1780 – The Official Blog of Transylvania University

1780 | The Official Blog of Transylvania University

Transylvania’s new coordinator of civic engagement inspires spirit of service

Tevin Monroe

A recent Transylvania University grad wrote her name on the seat of a chair in Tevin Monroe’s office — along with the words “AWARE — youth crisis advocate: Juneau, AK.”

Monroe hopes the chair — emblazoned with the seal of the AmeriCorps national service organization — will someday have as many comments as a high school senior’s yearbook. He’s starting a tradition: Transy students planning to go off for a year of service work will note where they’re going on the “AmeriChair.”

A former AmeriCorps VISTA member at Transylvania himself, Monroe is the school’s new coordinator of civic engagement.

His new role is similar to the one he’d been filling as a VISTA for the past year: He works with local organizations and students on volunteer teams and in community-based Federal Work-Study programs. In doing so he provides the dual benefit of supplying nonprofits with volunteers, and students with service, leadership and job opportunities.

Monroe was introduced to volunteer work at Detroit’s Wayne State University, where he earned a Bachelor’s of Science in nutrition and public health.

He twice participated in the school’s Alternative Spring Break community engagement projects, which included working in local urban gardens and a nonprofit called Auntie Na’s House, where a woman named Auntie Na provides people with shelter, food and other necessities.

That alternative break taught him to feel more empathetic, non-judgmental and comfortable interacting with Detroit residents he otherwise wouldn’t have gotten a chance to meet. “That experience is what taught me the most about the city,” he said.

“AmeriChair”

That experience also was the impetus for Transylvania’s first Alternative Break in Lexington at the end of the school year. The weeklong program focused on themes of food justice, immigration and community development in partnership with local nonprofits. “We wanted to give students a holistic experience of the city they live in,” Monroe said.
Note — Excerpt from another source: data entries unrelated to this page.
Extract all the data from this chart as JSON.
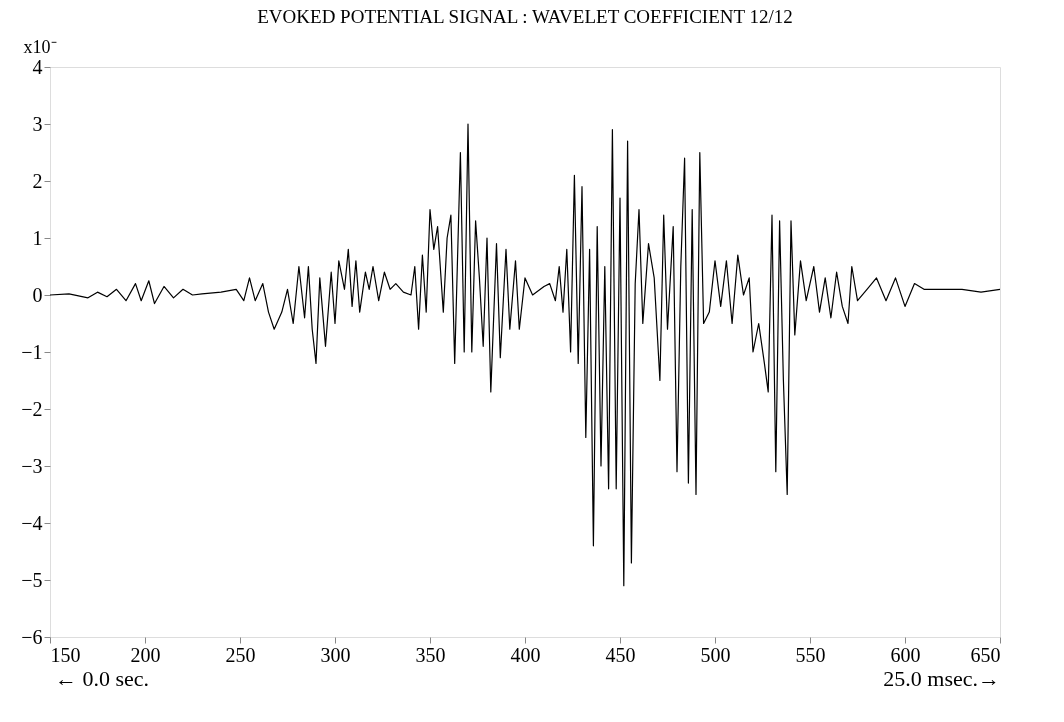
{
  "chart_data": {
    "type": "line",
    "title": "EVOKED POTENTIAL SIGNAL : WAVELET COEFFICIENT 12/12",
    "ylabel": "x10⁻",
    "annotations": [
      "← 0.0 sec.",
      "25.0 msec.→"
    ],
    "x": [
      150,
      160,
      170,
      175,
      180,
      185,
      190,
      195,
      198,
      202,
      205,
      210,
      215,
      220,
      225,
      230,
      240,
      248,
      252,
      255,
      258,
      262,
      265,
      268,
      272,
      275,
      278,
      281,
      284,
      286,
      288,
      290,
      292,
      295,
      298,
      300,
      302,
      305,
      307,
      309,
      311,
      313,
      316,
      318,
      320,
      323,
      326,
      329,
      332,
      336,
      340,
      342,
      344,
      346,
      348,
      350,
      352,
      354,
      357,
      359,
      361,
      363,
      366,
      368,
      370,
      372,
      374,
      376,
      378,
      380,
      382,
      385,
      387,
      390,
      392,
      395,
      397,
      400,
      404,
      410,
      413,
      416,
      418,
      420,
      422,
      424,
      426,
      428,
      430,
      432,
      434,
      436,
      438,
      440,
      442,
      444,
      446,
      448,
      450,
      452,
      454,
      456,
      458,
      460,
      462,
      465,
      468,
      471,
      473,
      475,
      478,
      480,
      482,
      484,
      486,
      488,
      490,
      492,
      494,
      497,
      500,
      503,
      506,
      509,
      512,
      515,
      518,
      520,
      523,
      526,
      528,
      530,
      532,
      534,
      536,
      538,
      540,
      542,
      545,
      548,
      552,
      555,
      558,
      561,
      564,
      567,
      570,
      572,
      575,
      580,
      585,
      590,
      595,
      600,
      605,
      610,
      620,
      630,
      640,
      650
    ],
    "series": [
      {
        "color": "#000000",
        "values": [
          0,
          0.02,
          -0.05,
          0.05,
          -0.03,
          0.1,
          -0.1,
          0.2,
          -0.1,
          0.25,
          -0.15,
          0.15,
          -0.05,
          0.1,
          0,
          0.02,
          0.05,
          0.1,
          -0.1,
          0.3,
          -0.1,
          0.2,
          -0.3,
          -0.6,
          -0.3,
          0.1,
          -0.5,
          0.5,
          -0.4,
          0.5,
          -0.6,
          -1.2,
          0.3,
          -0.9,
          0.4,
          -0.5,
          0.6,
          0.1,
          0.8,
          -0.2,
          0.6,
          -0.3,
          0.4,
          0.1,
          0.5,
          -0.1,
          0.4,
          0.1,
          0.2,
          0.05,
          0,
          0.5,
          -0.6,
          0.7,
          -0.3,
          1.5,
          0.8,
          1.2,
          -0.3,
          1.0,
          1.4,
          -1.2,
          2.5,
          -1.0,
          3.0,
          -1.0,
          1.3,
          0.3,
          -0.9,
          1.0,
          -1.7,
          0.9,
          -1.1,
          0.8,
          -0.6,
          0.6,
          -0.6,
          0.3,
          0,
          0.15,
          0.2,
          -0.1,
          0.5,
          -0.3,
          0.8,
          -1.0,
          2.1,
          -1.2,
          1.9,
          -2.5,
          0.8,
          -4.4,
          1.2,
          -3.0,
          0.5,
          -3.4,
          2.9,
          -3.4,
          1.7,
          -5.1,
          2.7,
          -4.7,
          0.2,
          1.5,
          -0.5,
          0.9,
          0.3,
          -1.5,
          1.4,
          -0.6,
          1.2,
          -3.1,
          0.5,
          2.4,
          -3.3,
          1.5,
          -3.5,
          2.5,
          -0.5,
          -0.3,
          0.6,
          -0.2,
          0.6,
          -0.5,
          0.7,
          0,
          0.3,
          -1.0,
          -0.5,
          -1.2,
          -1.7,
          1.4,
          -3.1,
          1.3,
          -1.5,
          -3.5,
          1.3,
          -0.7,
          0.6,
          -0.1,
          0.5,
          -0.3,
          0.3,
          -0.4,
          0.4,
          -0.2,
          -0.5,
          0.5,
          -0.1,
          0.1,
          0.3,
          -0.1,
          0.3,
          -0.2,
          0.2,
          0.1,
          0.1,
          0.1,
          0.05,
          0.1
        ]
      }
    ],
    "xlim": [
      150,
      650
    ],
    "xticks": [
      150,
      200,
      250,
      300,
      350,
      400,
      450,
      500,
      550,
      600,
      650
    ],
    "ylim": [
      -6,
      4
    ],
    "yticks": [
      -6,
      -5,
      -4,
      -3,
      -2,
      -1,
      0,
      1,
      2,
      3,
      4
    ],
    "grid": false,
    "legend": false,
    "marker": "none",
    "line_style": "solid"
  }
}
Earlier this month, Monroe and another former Transy VISTA member, Margaux Crider, were recognized with an American Civic Collaboration Awards honorable mention for this past May’s Alternative Break. The honor coincided with the Washington Monthly ranking Transylvania among the nation’s top 10 liberal arts colleges for promoting public service.

Going forward, Monroe looks to work with faculty to increase service learning components in academic coursework. His first public engagement work back at Wayne State, after all, was required for a class. For him, having that class requirement was the nudge needed to learn what kind of impact he could make in a community.
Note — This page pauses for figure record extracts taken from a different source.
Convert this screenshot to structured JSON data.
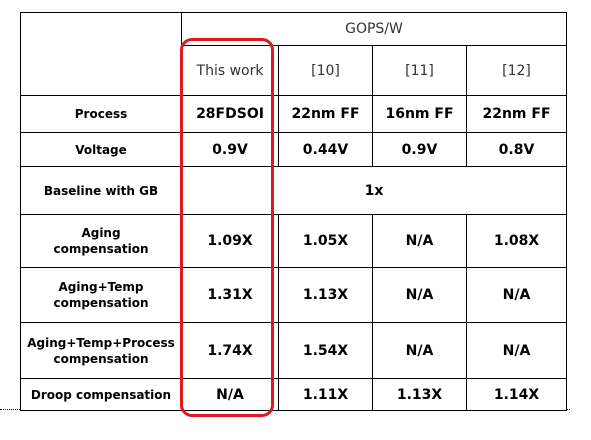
{
  "table": {
    "group_header": "GOPS/W",
    "columns": [
      "This work",
      "[10]",
      "[11]",
      "[12]"
    ],
    "rows": [
      {
        "label": [
          "Process"
        ],
        "cells": [
          "28FDSOI",
          "22nm FF",
          "16nm FF",
          "22nm FF"
        ]
      },
      {
        "label": [
          "Voltage"
        ],
        "cells": [
          "0.9V",
          "0.44V",
          "0.9V",
          "0.8V"
        ]
      },
      {
        "label": [
          "Baseline with GB"
        ],
        "cells": [
          "1x"
        ]
      },
      {
        "label": [
          "Aging",
          "compensation"
        ],
        "cells": [
          "1.09X",
          "1.05X",
          "N/A",
          "1.08X"
        ]
      },
      {
        "label": [
          "Aging+Temp",
          "compensation"
        ],
        "cells": [
          "1.31X",
          "1.13X",
          "N/A",
          "N/A"
        ]
      },
      {
        "label": [
          "Aging+Temp+Process",
          "compensation"
        ],
        "cells": [
          "1.74X",
          "1.54X",
          "N/A",
          "N/A"
        ]
      },
      {
        "label": [
          "Droop compensation"
        ],
        "cells": [
          "N/A",
          "1.11X",
          "1.13X",
          "1.14X"
        ]
      }
    ]
  }
}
Now Monroe has found his niche — his way of facing a world that can be frustrating because some people are left behind, marginalized, caught up in cycles of generational poverty.
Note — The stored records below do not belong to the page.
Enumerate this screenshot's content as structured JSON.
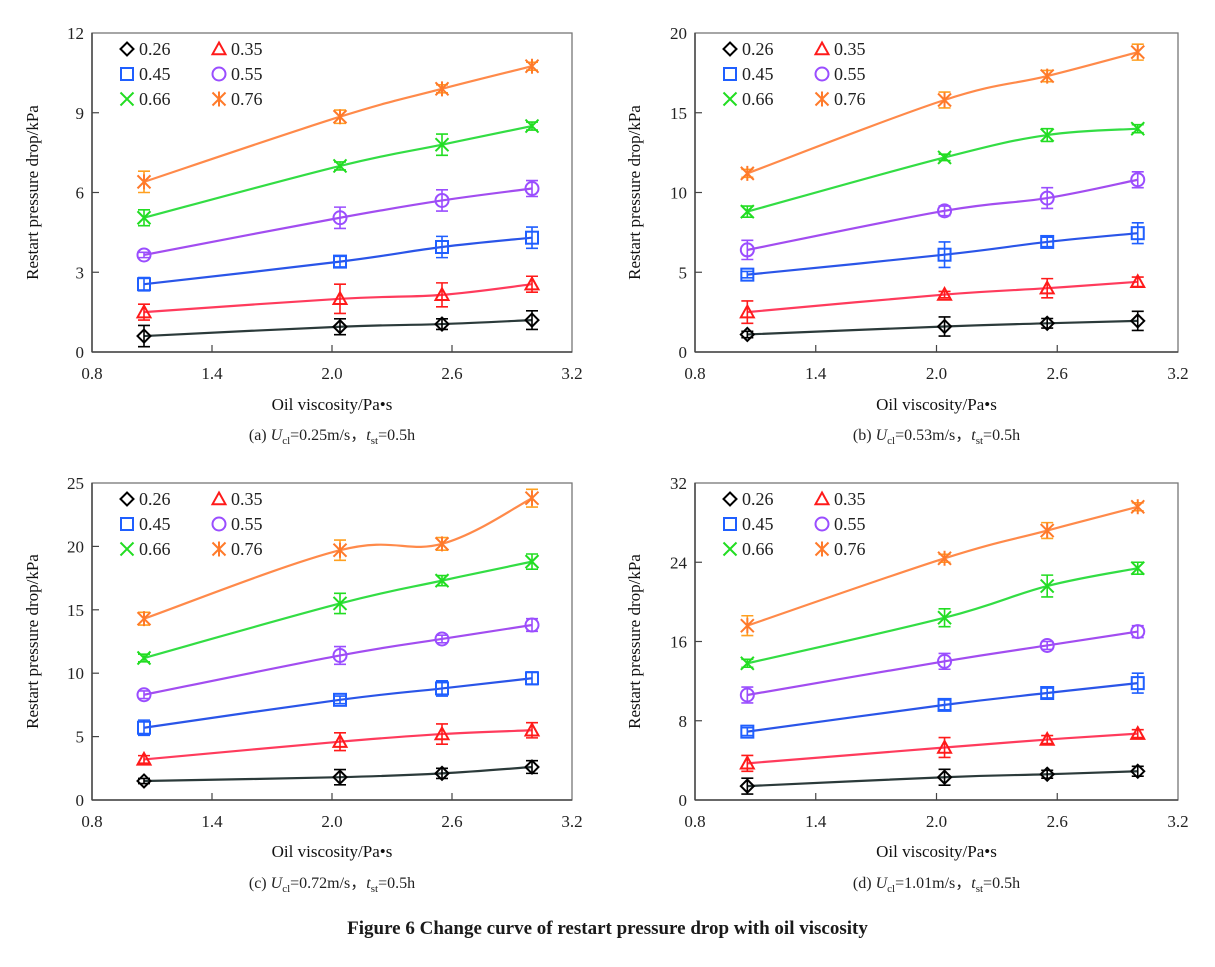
{
  "figure_caption": "Figure 6 Change curve of restart pressure drop with oil viscosity",
  "chart_data": [
    {
      "type": "line",
      "panel": "a",
      "title": "(a) U_cl=0.25m/s, t_st=0.5h",
      "caption_parts": {
        "prefix": "(a) ",
        "U": "U",
        "U_sub": "cl",
        "U_val": "=0.25m/s，",
        "t": "t",
        "t_sub": "st",
        "t_val": "=0.5h"
      },
      "xlabel": "Oil viscosity/Pa•s",
      "ylabel": "Restart pressure drop/kPa",
      "xlim": [
        0.8,
        3.2
      ],
      "ylim": [
        0,
        12
      ],
      "xticks": [
        "0.8",
        "1.4",
        "2.0",
        "2.6",
        "3.2"
      ],
      "yticks": [
        "0",
        "3",
        "6",
        "9",
        "12"
      ],
      "x": [
        1.06,
        2.04,
        2.55,
        3.0
      ],
      "legend": "top-left",
      "grid": false,
      "series": [
        {
          "name": "0.26",
          "marker": "diamond",
          "color": "#000000",
          "line": "#2b3a3a",
          "values": [
            0.6,
            0.95,
            1.05,
            1.2
          ],
          "err": [
            0.4,
            0.3,
            0.2,
            0.35
          ]
        },
        {
          "name": "0.35",
          "marker": "triangle",
          "color": "#ff1a1a",
          "line": "#ff3b5c",
          "values": [
            1.5,
            2.0,
            2.15,
            2.55
          ],
          "err": [
            0.3,
            0.55,
            0.45,
            0.3
          ]
        },
        {
          "name": "0.45",
          "marker": "square",
          "color": "#1f5fff",
          "line": "#2a55e8",
          "values": [
            2.55,
            3.4,
            3.95,
            4.3
          ],
          "err": [
            0.25,
            0.2,
            0.4,
            0.4
          ]
        },
        {
          "name": "0.55",
          "marker": "circle",
          "color": "#9a4dff",
          "line": "#a24df0",
          "values": [
            3.65,
            5.05,
            5.7,
            6.15
          ],
          "err": [
            0.1,
            0.4,
            0.4,
            0.3
          ]
        },
        {
          "name": "0.66",
          "marker": "x",
          "color": "#22dd22",
          "line": "#33dd44",
          "values": [
            5.05,
            7.0,
            7.8,
            8.5
          ],
          "err": [
            0.3,
            0.15,
            0.4,
            0.15
          ]
        },
        {
          "name": "0.76",
          "marker": "asterisk",
          "color": "#ff7a2a",
          "line": "#ff8a4a",
          "values": [
            6.4,
            8.85,
            9.9,
            10.75
          ],
          "err": [
            0.4,
            0.25,
            0.15,
            0.15
          ]
        }
      ]
    },
    {
      "type": "line",
      "panel": "b",
      "title": "(b) U_cl=0.53m/s, t_st=0.5h",
      "caption_parts": {
        "prefix": "(b) ",
        "U": "U",
        "U_sub": "cl",
        "U_val": "=0.53m/s，",
        "t": "t",
        "t_sub": "st",
        "t_val": "=0.5h"
      },
      "xlabel": "Oil viscosity/Pa•s",
      "ylabel": "Restart pressure drop/kPa",
      "xlim": [
        0.8,
        3.2
      ],
      "ylim": [
        0,
        20
      ],
      "xticks": [
        "0.8",
        "1.4",
        "2.0",
        "2.6",
        "3.2"
      ],
      "yticks": [
        "0",
        "5",
        "10",
        "15",
        "20"
      ],
      "x": [
        1.06,
        2.04,
        2.55,
        3.0
      ],
      "legend": "top-left",
      "grid": false,
      "series": [
        {
          "name": "0.26",
          "marker": "diamond",
          "color": "#000000",
          "line": "#2b3a3a",
          "values": [
            1.1,
            1.6,
            1.8,
            1.95
          ],
          "err": [
            0.2,
            0.6,
            0.3,
            0.6
          ]
        },
        {
          "name": "0.35",
          "marker": "triangle",
          "color": "#ff1a1a",
          "line": "#ff3b5c",
          "values": [
            2.5,
            3.6,
            4.0,
            4.4
          ],
          "err": [
            0.7,
            0.2,
            0.6,
            0.3
          ]
        },
        {
          "name": "0.45",
          "marker": "square",
          "color": "#1f5fff",
          "line": "#2a55e8",
          "values": [
            4.85,
            6.1,
            6.9,
            7.45
          ],
          "err": [
            0.2,
            0.8,
            0.3,
            0.65
          ]
        },
        {
          "name": "0.55",
          "marker": "circle",
          "color": "#9a4dff",
          "line": "#a24df0",
          "values": [
            6.4,
            8.85,
            9.65,
            10.8
          ],
          "err": [
            0.6,
            0.3,
            0.65,
            0.5
          ]
        },
        {
          "name": "0.66",
          "marker": "x",
          "color": "#22dd22",
          "line": "#33dd44",
          "values": [
            8.8,
            12.2,
            13.6,
            14.0
          ],
          "err": [
            0.35,
            0.2,
            0.4,
            0.25
          ]
        },
        {
          "name": "0.76",
          "marker": "asterisk",
          "color": "#ff7a2a",
          "line": "#ff8a4a",
          "values": [
            11.2,
            15.8,
            17.3,
            18.8
          ],
          "err": [
            0.25,
            0.5,
            0.35,
            0.5
          ]
        }
      ]
    },
    {
      "type": "line",
      "panel": "c",
      "title": "(c) U_cl=0.72m/s, t_st=0.5h",
      "caption_parts": {
        "prefix": "(c) ",
        "U": "U",
        "U_sub": "cl",
        "U_val": "=0.72m/s，",
        "t": "t",
        "t_sub": "st",
        "t_val": "=0.5h"
      },
      "xlabel": "Oil viscosity/Pa•s",
      "ylabel": "Restart pressure drop/kPa",
      "xlim": [
        0.8,
        3.2
      ],
      "ylim": [
        0,
        25
      ],
      "xticks": [
        "0.8",
        "1.4",
        "2.0",
        "2.6",
        "3.2"
      ],
      "yticks": [
        "0",
        "5",
        "10",
        "15",
        "20",
        "25"
      ],
      "x": [
        1.06,
        2.04,
        2.55,
        3.0
      ],
      "legend": "top-left",
      "grid": false,
      "series": [
        {
          "name": "0.26",
          "marker": "diamond",
          "color": "#000000",
          "line": "#2b3a3a",
          "values": [
            1.5,
            1.8,
            2.1,
            2.6
          ],
          "err": [
            0.2,
            0.6,
            0.4,
            0.5
          ]
        },
        {
          "name": "0.35",
          "marker": "triangle",
          "color": "#ff1a1a",
          "line": "#ff3b5c",
          "values": [
            3.2,
            4.6,
            5.2,
            5.5
          ],
          "err": [
            0.3,
            0.7,
            0.8,
            0.6
          ]
        },
        {
          "name": "0.45",
          "marker": "square",
          "color": "#1f5fff",
          "line": "#2a55e8",
          "values": [
            5.7,
            7.9,
            8.8,
            9.6
          ],
          "err": [
            0.6,
            0.3,
            0.6,
            0.5
          ]
        },
        {
          "name": "0.55",
          "marker": "circle",
          "color": "#9a4dff",
          "line": "#a24df0",
          "values": [
            8.3,
            11.4,
            12.7,
            13.8
          ],
          "err": [
            0.3,
            0.7,
            0.3,
            0.5
          ]
        },
        {
          "name": "0.66",
          "marker": "x",
          "color": "#22dd22",
          "line": "#33dd44",
          "values": [
            11.2,
            15.5,
            17.3,
            18.8
          ],
          "err": [
            0.3,
            0.8,
            0.4,
            0.6
          ]
        },
        {
          "name": "0.76",
          "marker": "asterisk",
          "color": "#ff7a2a",
          "line": "#ff8a4a",
          "values": [
            14.3,
            19.7,
            20.2,
            23.8
          ],
          "err": [
            0.5,
            0.8,
            0.5,
            0.7
          ]
        }
      ]
    },
    {
      "type": "line",
      "panel": "d",
      "title": "(d) U_cl=1.01m/s, t_st=0.5h",
      "caption_parts": {
        "prefix": "(d) ",
        "U": "U",
        "U_sub": "cl",
        "U_val": "=1.01m/s，",
        "t": "t",
        "t_sub": "st",
        "t_val": "=0.5h"
      },
      "xlabel": "Oil viscosity/Pa•s",
      "ylabel": "Restart pressure drop/kPa",
      "xlim": [
        0.8,
        3.2
      ],
      "ylim": [
        0,
        32
      ],
      "xticks": [
        "0.8",
        "1.4",
        "2.0",
        "2.6",
        "3.2"
      ],
      "yticks": [
        "0",
        "8",
        "16",
        "24",
        "32"
      ],
      "x": [
        1.06,
        2.04,
        2.55,
        3.0
      ],
      "legend": "top-left",
      "grid": false,
      "series": [
        {
          "name": "0.26",
          "marker": "diamond",
          "color": "#000000",
          "line": "#2b3a3a",
          "values": [
            1.4,
            2.3,
            2.6,
            2.9
          ],
          "err": [
            0.8,
            0.8,
            0.4,
            0.5
          ]
        },
        {
          "name": "0.35",
          "marker": "triangle",
          "color": "#ff1a1a",
          "line": "#ff3b5c",
          "values": [
            3.7,
            5.3,
            6.1,
            6.7
          ],
          "err": [
            0.8,
            1.0,
            0.4,
            0.4
          ]
        },
        {
          "name": "0.45",
          "marker": "square",
          "color": "#1f5fff",
          "line": "#2a55e8",
          "values": [
            6.9,
            9.6,
            10.8,
            11.8
          ],
          "err": [
            0.4,
            0.5,
            0.5,
            1.0
          ]
        },
        {
          "name": "0.55",
          "marker": "circle",
          "color": "#9a4dff",
          "line": "#a24df0",
          "values": [
            10.6,
            14.0,
            15.6,
            17.0
          ],
          "err": [
            0.8,
            0.8,
            0.4,
            0.6
          ]
        },
        {
          "name": "0.66",
          "marker": "x",
          "color": "#22dd22",
          "line": "#33dd44",
          "values": [
            13.8,
            18.4,
            21.6,
            23.4
          ],
          "err": [
            0.4,
            0.9,
            1.1,
            0.6
          ]
        },
        {
          "name": "0.76",
          "marker": "asterisk",
          "color": "#ff7a2a",
          "line": "#ff8a4a",
          "values": [
            17.6,
            24.4,
            27.2,
            29.6
          ],
          "err": [
            1.0,
            0.4,
            0.8,
            0.4
          ]
        }
      ]
    }
  ]
}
He’s arrived at a mental place where he can say, “I have to do something about this — I can’t let it happen in my neighborhood and not be an active citizen.”

Of all the ways to go about that — from politics to running a nonprofit — Monroe has chosen to promote civic engagement at a university. “That just seems like the best use of my talents and abilities,” he said. “Not everyone can do everything, but everyone can do something. This is the something that I figured I can do.”